In 1953, a popularly elected prime minister Mossadegh was nationalizing the oil industry. The Brits encouraged the United States to depose the prime minister, which they did. This led to Pahlavi becoming a dictator, crushing political opposition for 25 years. So for that, the Iranians could now blame the Americans.

In 1978-79, the Ayatollah Khomenei led an uprising against the Shah, driving him out into the protection of his American patrons. One hostage situation later, a lot of bad blood builds up and remains there between the U.S. and Iran. Iranians could still blame the Americans for that.

In 1980, Saddam Hussien figures he could smash and grab Iranian territories to expand his rule and greater access to Gulf seaports. So he goes to war against Iran, 8 bloody years of it, even with Saddam using chemical weapons. Iranians could now add Saddam to the list of blame.

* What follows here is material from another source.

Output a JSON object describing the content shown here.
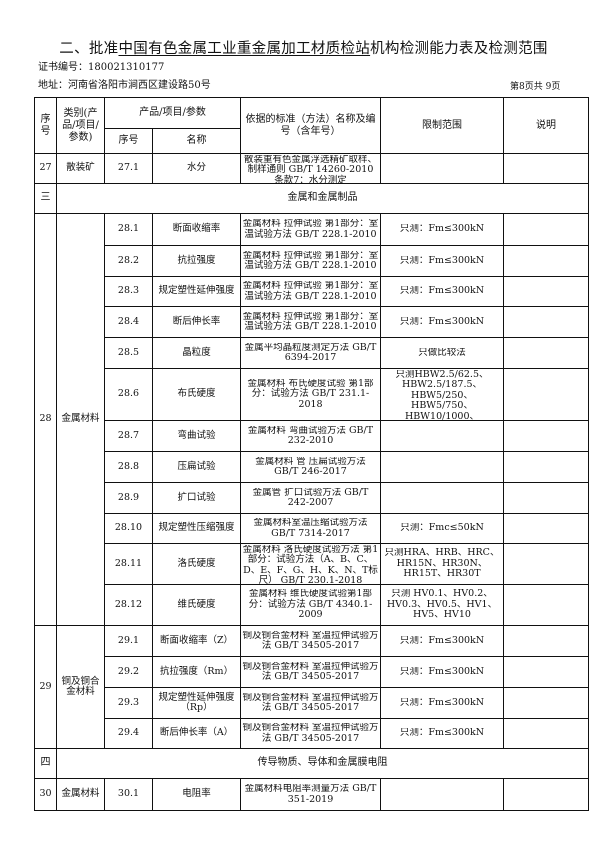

From the 1990s to 2005, Iran was able to focus on internal matters and improving their economy. On foreign matters, they had to deal with Saddam to their West and the Taliban to their East, with Russia and their breakaway Islamic states to the North. Times are hectic, but slowly reforms are being made, and quiet attempts at reconciliation with the West being made. But Sept. 11, 2001 happens, and in 2002 Bush comes out with his "Axis of Evil" speech putting Iran on the spot. Getting bunched together with Iraq (whom they hate) and North Korea (with whom they really didn't do a lot of business) doesn't do the moderates in Iran's government any favors. Equally harsh is that the United States stops their dealings with Iran, even after the successful team-up they made driving the Taliban out of Afghanistan. Slipping prestige and a hard-line reaction to Bush's bullying by the governing mullahs prevent moderates from running for elections in 2005 (either the moderates failed to get permission to run, or they refused to out of frustration). When a hard-line crazy guy Ahmadinejad became President, Iranians suffer under his poor rule (corruption, global embarrassment, etc.). However complex the whole mess is, Iranians could seriously blame Bush and his neocon cronys for inflaming the situation.

Now, it's 2009. Ayatollah Khamenei basically calls a questionable election result too early and too eagerly for Ahmadinejad. Even though enough Iranians know among themselves there's no way Ahmad could have won all those provinces so handily, even with widespread reports of ballot box tampering and fraud. Now acting like a bullying teenager caught in a weak lie, Khamenei is threatening violence on anyone who dares question him, and starts acting in a very Shah-like manner with violent arrests, use of acid sprays, the works. Thing is, for all of Khamenei's rhetoric against the Brits, and the Americans, and Zionists and 'foreign interlopers', the Iranian people know that's not really true. There's no evidence the Brits or the Russians or the Americans tampered with the election. It wasn't BBC or Fox News rushing to proclaim Ahmadinejad the winner "by divine will" inside of an hour after the polls closed. This time, the Iranians have no one to blame but their own leaders. And that's why I think the protests are going to continue, because Khamenei is now the target of blame. The violence will get worse, which is the pity of it all, but it's not gonna stop until he's gone.